During my first term I focused on the concept of memory and pushed myself to think three dimensionally. I was still trying to resolve unfinished pieces I brought into the studio, a large oil painting and a watercolor painting of my grandmother. Then the house image started to solidify in my work. I created a design for a small wooden house that was intended to be incorporated into an installation with sound – a story I told about one of the many houses I lived in as a child. The written story I had started was still stuck in my head, and I worked on it on weekends and evenings.

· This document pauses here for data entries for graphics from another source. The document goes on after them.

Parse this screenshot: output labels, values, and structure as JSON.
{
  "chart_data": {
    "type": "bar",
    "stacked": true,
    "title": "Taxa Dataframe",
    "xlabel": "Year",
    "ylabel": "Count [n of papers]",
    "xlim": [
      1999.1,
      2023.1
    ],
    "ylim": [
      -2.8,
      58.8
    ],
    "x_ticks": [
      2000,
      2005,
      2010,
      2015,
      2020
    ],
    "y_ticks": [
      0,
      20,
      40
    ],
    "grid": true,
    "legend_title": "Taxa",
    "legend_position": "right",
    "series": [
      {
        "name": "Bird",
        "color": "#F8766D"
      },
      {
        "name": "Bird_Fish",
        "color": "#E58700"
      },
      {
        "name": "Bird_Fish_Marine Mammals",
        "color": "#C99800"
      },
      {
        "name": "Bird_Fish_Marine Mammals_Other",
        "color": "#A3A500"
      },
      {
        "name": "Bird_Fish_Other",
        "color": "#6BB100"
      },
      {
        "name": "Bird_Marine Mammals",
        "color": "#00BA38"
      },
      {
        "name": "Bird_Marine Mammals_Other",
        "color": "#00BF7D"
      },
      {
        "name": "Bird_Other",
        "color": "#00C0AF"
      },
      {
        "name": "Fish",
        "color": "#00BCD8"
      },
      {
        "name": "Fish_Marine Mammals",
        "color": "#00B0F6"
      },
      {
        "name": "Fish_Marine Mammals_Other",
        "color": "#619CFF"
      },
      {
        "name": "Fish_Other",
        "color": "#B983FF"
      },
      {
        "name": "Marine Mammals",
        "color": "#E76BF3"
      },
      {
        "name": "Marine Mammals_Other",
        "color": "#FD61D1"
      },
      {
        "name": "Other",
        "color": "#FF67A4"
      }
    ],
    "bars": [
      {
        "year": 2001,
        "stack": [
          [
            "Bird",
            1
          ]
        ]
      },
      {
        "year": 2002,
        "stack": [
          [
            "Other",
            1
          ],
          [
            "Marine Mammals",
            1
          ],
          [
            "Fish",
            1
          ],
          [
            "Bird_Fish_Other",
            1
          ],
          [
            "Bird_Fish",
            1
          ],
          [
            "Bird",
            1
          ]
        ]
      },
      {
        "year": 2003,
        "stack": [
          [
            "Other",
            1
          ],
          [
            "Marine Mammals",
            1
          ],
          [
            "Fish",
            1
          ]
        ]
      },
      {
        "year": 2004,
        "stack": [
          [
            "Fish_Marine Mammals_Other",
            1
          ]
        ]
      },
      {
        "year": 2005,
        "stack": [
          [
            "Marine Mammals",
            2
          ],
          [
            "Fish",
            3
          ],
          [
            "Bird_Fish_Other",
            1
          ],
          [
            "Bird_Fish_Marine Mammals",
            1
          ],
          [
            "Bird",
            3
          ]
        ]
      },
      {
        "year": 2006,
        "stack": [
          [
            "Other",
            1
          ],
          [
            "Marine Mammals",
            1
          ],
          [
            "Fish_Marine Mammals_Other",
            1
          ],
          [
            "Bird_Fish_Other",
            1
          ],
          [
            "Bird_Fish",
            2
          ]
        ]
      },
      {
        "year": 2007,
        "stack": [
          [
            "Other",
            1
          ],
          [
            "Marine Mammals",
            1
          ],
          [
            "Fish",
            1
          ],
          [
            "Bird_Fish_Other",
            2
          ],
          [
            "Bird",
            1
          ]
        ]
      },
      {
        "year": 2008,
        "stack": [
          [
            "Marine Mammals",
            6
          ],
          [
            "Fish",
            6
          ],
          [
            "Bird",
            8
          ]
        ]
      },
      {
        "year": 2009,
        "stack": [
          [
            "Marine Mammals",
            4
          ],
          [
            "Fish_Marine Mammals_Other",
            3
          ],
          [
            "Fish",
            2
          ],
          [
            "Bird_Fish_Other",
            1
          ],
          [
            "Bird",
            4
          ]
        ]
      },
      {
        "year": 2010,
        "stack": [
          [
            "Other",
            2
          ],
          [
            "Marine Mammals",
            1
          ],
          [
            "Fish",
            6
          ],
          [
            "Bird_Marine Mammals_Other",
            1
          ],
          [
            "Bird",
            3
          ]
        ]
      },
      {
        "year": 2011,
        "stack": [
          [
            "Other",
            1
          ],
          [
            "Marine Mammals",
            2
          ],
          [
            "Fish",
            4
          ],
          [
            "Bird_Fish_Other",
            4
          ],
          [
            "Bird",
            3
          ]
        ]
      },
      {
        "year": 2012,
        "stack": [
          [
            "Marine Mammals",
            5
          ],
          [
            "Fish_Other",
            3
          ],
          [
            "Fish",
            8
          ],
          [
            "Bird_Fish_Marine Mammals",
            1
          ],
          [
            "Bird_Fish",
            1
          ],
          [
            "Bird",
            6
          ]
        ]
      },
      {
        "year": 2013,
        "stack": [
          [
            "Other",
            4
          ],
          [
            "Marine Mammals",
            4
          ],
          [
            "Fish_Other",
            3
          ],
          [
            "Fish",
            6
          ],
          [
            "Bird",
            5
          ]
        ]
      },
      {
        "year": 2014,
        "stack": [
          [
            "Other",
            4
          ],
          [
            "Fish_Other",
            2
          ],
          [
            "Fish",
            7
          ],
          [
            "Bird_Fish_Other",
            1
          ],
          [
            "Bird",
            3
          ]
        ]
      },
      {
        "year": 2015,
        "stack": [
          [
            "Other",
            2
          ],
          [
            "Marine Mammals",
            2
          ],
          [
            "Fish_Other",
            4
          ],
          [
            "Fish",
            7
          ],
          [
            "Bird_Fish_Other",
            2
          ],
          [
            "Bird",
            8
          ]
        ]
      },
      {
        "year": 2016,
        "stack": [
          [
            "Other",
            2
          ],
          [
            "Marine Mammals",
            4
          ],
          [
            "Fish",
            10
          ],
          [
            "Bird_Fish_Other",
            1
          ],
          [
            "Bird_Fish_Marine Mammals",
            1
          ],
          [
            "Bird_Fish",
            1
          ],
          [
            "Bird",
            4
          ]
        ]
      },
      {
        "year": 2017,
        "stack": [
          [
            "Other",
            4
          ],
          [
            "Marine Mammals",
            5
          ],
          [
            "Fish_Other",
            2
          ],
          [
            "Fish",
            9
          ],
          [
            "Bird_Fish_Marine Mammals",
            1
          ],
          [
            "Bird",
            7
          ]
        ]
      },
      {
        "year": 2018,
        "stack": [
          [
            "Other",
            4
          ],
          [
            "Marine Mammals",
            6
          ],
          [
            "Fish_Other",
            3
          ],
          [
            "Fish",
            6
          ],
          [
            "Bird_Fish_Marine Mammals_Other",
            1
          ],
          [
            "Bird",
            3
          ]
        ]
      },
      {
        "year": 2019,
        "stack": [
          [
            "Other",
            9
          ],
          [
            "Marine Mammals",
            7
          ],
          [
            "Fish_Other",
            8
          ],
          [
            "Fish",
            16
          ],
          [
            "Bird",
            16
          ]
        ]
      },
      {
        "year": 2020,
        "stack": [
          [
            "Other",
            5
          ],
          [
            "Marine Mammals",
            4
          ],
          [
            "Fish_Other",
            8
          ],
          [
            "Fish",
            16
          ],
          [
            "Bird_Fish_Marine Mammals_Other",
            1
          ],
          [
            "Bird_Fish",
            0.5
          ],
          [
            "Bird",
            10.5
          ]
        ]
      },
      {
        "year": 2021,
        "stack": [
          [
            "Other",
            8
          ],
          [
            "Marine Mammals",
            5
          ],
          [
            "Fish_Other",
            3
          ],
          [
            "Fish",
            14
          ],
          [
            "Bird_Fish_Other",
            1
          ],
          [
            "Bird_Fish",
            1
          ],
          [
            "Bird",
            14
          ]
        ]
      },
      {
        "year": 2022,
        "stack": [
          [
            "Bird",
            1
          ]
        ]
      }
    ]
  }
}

I worked on my story all winter break. By the time winter term began I had conceived of a way to make my story into an art project – it would be a conceptual book. The protagonist would be the one who had created the story as a memoir. As an artist, she would actually create the paintings from the story. I would hire an actor to play the protagonist and do a book reading (preferably at Powell’s) to accompany her art exhibition. The book would be published by me as a limited edition art book with original loose leaf pages as well as a cheap soft cover. The one problem I faced was that although I had a few passionate supporters for this project, there were also detractors who believed that it simply wasn’t written very well. It was dry. And according to Laylah Ali, was like a first draft done by someone who hadn’t written in a VERY long time. My story seemed destined to not be a literary classic. I didn’t fear.
Enter Steven King and his book On Writing. To the chagrin of some folks, I read this book and enjoyed it very much. Mr. King gave me the permission I needed to write my first draft with the “door shut.” I’m still doing that.
Spurred by concern that I was not working on the art component of this writing project and would therefore end up just “illustrating” the book, I spent spring term creating small gouache paintings inspired by the Josef Albers book Interaction of Color and Bauhaus aesthetics to accompany the text. The paintings were based on the house icon, simplifying it in form and color as well as deconstructing it. I liked the idea of such stark geometric abstractions complimenting the more fantastical text. The paintings also help to perpetuate the lie of this conceptual work.
Moving on: Thrilled to be accepted into the much touted PSU Publishing Department I began by taking two classes in the program, Intro to Publishing and Archeology of the Book. While my spring academic workload has been substantial, I have fully enjoyed both of these classes. I look forward to becoming entrenched in the world of publishing as well as being part of the future of books.
The last art piece I’ve been working on while in the art program stems from an idea I’ve been rolling around in my head all year. A two-piece miniature sculpture combining visual and auditory narrative about a place I lived as a child. It’s a collaboration with my mom – by nature an emotionally challenging piece to work on. The finished sculpture will consist of two facing “green,” roughly formed, porcelain houses mounted on a long, black shelf. Each house will contain an IPod playing our voices, two versions of this particular time in our joint history. They will be intimate pieces that require the viewer to engage closely with each house in order to hear the stories.
Even as I leave the art program, I plan on continuing to write conceptual books and have a new project I’m starting to do research for. It’s a fiction book of letters between surrealist artist Remedios Varo and Renaissance alchemist Sophie Brahe. It will be a mystery, collapsing time to bring these two women from distant eras and countries together.